Meltwater and sediment dynamics of the Greenland Ice Sheet
MA: University of Colorado Boulder, .
The Greenland Ice Sheet (GrIS) is an important part of the Earth system, impacting climate, Earth’s surface, and the ocean. Its melt delivers freshwater to fjords and the coastal ocean, influencing sea level, ocean circulation, and sea ice formation. Its sediment decreases fjord light availability and delivers nutrients to the ocean. Sediment also fills fjord basins, builds Greenland’s continental shelf, and serves as an archive of the Earth’s past.

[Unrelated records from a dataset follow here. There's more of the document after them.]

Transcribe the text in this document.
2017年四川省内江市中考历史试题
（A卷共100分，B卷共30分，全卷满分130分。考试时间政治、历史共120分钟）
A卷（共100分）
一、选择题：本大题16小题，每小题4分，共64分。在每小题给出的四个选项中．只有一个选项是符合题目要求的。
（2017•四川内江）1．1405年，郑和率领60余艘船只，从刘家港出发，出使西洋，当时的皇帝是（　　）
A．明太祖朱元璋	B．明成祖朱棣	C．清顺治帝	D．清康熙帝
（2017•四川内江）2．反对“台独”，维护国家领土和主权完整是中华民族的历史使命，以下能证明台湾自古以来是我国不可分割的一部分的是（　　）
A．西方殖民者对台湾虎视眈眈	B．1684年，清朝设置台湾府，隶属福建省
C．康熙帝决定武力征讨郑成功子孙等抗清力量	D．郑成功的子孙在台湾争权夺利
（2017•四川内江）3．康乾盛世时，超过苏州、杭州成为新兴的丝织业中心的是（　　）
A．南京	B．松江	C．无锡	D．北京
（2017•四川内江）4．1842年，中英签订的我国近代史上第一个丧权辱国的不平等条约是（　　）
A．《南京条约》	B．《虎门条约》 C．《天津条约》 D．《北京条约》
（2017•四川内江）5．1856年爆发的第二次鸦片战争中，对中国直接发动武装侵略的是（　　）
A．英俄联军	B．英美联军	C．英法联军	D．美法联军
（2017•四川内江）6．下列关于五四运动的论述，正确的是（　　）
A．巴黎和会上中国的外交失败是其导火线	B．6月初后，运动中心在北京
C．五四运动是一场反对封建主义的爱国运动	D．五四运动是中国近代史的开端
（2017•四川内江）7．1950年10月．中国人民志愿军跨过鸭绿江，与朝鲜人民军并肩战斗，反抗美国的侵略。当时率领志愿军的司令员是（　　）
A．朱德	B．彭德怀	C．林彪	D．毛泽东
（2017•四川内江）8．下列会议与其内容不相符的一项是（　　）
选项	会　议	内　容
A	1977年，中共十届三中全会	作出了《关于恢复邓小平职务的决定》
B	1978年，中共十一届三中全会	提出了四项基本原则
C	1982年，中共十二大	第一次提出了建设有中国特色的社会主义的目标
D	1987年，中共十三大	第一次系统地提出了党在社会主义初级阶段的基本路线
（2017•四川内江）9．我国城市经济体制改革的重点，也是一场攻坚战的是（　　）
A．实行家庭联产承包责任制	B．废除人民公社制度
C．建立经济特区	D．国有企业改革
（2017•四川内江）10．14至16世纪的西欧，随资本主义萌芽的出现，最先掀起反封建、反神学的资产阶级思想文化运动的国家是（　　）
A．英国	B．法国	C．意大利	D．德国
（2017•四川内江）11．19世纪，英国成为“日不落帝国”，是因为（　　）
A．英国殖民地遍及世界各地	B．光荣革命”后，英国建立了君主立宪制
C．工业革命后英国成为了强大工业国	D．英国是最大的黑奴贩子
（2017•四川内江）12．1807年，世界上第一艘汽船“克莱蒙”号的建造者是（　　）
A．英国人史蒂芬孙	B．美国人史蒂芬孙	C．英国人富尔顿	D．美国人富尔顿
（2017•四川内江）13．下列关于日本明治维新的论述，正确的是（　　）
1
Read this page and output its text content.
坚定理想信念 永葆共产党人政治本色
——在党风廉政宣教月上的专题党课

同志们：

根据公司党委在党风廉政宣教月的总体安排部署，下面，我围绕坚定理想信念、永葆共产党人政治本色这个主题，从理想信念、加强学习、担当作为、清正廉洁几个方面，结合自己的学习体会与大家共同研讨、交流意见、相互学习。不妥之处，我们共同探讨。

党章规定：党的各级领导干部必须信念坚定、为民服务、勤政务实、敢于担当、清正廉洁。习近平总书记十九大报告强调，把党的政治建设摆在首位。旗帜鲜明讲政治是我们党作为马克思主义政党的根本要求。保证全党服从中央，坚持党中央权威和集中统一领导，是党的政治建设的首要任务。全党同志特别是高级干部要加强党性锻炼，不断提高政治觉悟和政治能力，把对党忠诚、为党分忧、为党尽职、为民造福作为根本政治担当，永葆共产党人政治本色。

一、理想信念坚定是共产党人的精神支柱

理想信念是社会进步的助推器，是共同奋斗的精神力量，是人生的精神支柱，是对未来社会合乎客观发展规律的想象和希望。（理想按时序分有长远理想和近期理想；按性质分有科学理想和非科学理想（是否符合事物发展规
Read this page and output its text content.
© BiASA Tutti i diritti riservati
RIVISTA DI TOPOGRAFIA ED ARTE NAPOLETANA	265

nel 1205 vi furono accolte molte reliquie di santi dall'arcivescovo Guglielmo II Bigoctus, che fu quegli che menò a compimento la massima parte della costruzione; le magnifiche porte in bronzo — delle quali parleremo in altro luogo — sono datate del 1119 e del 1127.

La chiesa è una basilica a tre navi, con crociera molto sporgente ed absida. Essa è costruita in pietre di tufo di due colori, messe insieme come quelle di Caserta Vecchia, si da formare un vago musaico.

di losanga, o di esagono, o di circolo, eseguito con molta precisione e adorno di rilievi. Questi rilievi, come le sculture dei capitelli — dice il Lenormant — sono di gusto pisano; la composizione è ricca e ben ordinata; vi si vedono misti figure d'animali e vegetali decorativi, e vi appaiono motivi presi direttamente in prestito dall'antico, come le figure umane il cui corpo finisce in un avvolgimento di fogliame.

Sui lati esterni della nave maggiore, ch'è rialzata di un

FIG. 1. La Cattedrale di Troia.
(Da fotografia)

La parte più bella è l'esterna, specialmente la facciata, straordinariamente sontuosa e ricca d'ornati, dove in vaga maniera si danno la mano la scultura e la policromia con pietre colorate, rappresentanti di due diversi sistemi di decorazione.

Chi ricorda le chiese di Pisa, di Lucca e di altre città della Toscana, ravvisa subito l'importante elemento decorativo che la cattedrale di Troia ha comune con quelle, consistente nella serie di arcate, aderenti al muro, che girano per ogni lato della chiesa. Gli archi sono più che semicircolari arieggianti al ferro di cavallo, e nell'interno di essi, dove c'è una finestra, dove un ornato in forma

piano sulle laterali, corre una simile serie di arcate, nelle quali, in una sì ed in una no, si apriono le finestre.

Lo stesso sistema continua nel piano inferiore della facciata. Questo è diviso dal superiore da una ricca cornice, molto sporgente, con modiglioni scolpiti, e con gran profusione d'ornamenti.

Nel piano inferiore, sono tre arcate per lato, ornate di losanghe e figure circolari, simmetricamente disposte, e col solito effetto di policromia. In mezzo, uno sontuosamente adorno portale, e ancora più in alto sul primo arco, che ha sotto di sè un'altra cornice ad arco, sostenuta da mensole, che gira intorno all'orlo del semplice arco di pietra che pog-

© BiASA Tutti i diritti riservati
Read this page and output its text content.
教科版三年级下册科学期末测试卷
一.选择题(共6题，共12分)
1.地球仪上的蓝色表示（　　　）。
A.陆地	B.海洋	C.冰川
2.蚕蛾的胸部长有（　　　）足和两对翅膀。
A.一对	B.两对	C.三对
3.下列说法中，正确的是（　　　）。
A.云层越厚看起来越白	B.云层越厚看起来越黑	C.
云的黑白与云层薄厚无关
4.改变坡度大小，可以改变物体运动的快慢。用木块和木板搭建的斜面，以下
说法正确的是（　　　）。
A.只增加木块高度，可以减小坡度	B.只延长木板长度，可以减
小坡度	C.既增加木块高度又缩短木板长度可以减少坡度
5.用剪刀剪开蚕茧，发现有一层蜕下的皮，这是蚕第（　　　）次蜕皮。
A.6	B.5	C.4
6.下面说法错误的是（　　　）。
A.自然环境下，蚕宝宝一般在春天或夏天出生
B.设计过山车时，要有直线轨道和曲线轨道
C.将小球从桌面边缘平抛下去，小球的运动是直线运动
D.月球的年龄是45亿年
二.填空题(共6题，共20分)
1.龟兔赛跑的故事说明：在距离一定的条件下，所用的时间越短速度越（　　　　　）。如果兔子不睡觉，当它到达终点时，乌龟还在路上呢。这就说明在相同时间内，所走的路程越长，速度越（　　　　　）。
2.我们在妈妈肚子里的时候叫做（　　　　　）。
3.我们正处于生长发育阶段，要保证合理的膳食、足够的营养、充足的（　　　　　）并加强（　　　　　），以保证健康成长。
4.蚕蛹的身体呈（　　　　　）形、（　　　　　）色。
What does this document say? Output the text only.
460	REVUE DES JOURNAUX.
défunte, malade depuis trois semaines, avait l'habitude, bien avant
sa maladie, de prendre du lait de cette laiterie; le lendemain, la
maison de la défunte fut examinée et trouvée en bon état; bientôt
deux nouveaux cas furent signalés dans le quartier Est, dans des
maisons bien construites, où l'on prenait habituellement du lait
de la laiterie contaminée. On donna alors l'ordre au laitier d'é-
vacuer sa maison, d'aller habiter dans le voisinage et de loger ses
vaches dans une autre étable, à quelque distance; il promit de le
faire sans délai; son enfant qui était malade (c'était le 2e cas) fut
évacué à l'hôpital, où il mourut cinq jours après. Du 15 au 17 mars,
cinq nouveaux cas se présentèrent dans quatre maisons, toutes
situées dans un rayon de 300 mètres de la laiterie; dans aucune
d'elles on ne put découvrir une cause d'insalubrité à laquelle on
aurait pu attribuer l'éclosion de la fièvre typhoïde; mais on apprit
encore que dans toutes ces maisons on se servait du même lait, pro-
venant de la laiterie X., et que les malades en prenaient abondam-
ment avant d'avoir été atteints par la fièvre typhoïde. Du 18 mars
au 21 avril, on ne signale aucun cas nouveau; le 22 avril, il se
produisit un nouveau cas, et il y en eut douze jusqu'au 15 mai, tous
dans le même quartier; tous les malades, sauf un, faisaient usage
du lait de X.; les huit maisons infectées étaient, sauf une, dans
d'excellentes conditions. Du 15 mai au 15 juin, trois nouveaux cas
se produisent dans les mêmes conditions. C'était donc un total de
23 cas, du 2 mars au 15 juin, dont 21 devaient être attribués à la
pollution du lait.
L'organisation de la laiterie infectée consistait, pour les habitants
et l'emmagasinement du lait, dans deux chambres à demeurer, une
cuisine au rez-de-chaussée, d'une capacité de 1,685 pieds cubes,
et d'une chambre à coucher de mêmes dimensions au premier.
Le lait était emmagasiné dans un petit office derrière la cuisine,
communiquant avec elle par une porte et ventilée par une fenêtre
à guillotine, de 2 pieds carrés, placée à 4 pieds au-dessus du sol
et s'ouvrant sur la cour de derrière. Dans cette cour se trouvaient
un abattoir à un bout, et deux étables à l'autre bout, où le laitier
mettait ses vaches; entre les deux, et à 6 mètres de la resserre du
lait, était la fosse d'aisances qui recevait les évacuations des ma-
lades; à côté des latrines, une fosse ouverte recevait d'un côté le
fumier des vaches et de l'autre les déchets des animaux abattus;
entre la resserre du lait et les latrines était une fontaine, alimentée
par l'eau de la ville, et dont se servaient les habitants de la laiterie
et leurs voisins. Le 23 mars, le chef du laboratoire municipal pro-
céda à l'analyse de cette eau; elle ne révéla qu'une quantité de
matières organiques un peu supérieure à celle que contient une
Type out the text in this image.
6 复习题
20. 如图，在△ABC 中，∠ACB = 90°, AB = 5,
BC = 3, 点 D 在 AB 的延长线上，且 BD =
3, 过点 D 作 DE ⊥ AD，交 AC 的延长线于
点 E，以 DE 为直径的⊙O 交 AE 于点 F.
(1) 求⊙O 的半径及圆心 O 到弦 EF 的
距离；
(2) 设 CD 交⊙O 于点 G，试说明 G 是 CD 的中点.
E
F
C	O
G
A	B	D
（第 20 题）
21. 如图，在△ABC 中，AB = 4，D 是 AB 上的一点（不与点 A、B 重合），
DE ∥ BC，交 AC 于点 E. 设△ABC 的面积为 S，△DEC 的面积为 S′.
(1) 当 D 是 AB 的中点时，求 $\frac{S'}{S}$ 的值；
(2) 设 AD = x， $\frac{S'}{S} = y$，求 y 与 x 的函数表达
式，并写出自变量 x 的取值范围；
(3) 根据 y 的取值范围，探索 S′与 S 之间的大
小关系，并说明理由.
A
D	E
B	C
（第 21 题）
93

GrIS baseline meltwater and sediment dynamics are poorly characterized. Only one river out of approximately 300 in Greenland has a discharge record > 5 years and sediment dynamics have been studied at limited locations. Even less well understood is how ‘downstream’ systems respond to GrIS mass loss, the rate of which has quadrupled since the 1990s. This work used field and satellite techniques to better characterize understudied meltwater and sediment dynamics of the GrIS.
First, I assessed Greenland river plume dynamics between 2000 and 2012 using NASA MODIS (Moderate Resolution Imaging Spectroradiometer) imagery. Sediment plumes did not respond uniformly to increased melt. Plume size grew for only 50% of study rivers due to highly variable sediment export from the GrIS. Concurrently with this work, I developed a novel cloud mask.
I then explored the dynamics of an unprecedented 160 rivers using Landsat7 imagery and the Google Earth Engine cloud-computing platform. Certain outlets are hotspots of sediment export and erosion. Further, the island as a whole is a hotspot of global sediment production: from 1 % of the Earth’s land surface, it generates 5% to 12% the total sediment exported to the ocean. This sediment is a significant, bioavailable source of iron in the ocean.
Finally, I developed two space-based discharge-estimation techniques. This work gauged two unstudied rivers and unified techniques using river inundation and sediment plumes. Together, these approaches allowed discharge reconstructions that often doubled record lengths. This work also allowed comparisons to modeled GrIS runoff, finding that additional processes need to be incorporated into numerical models.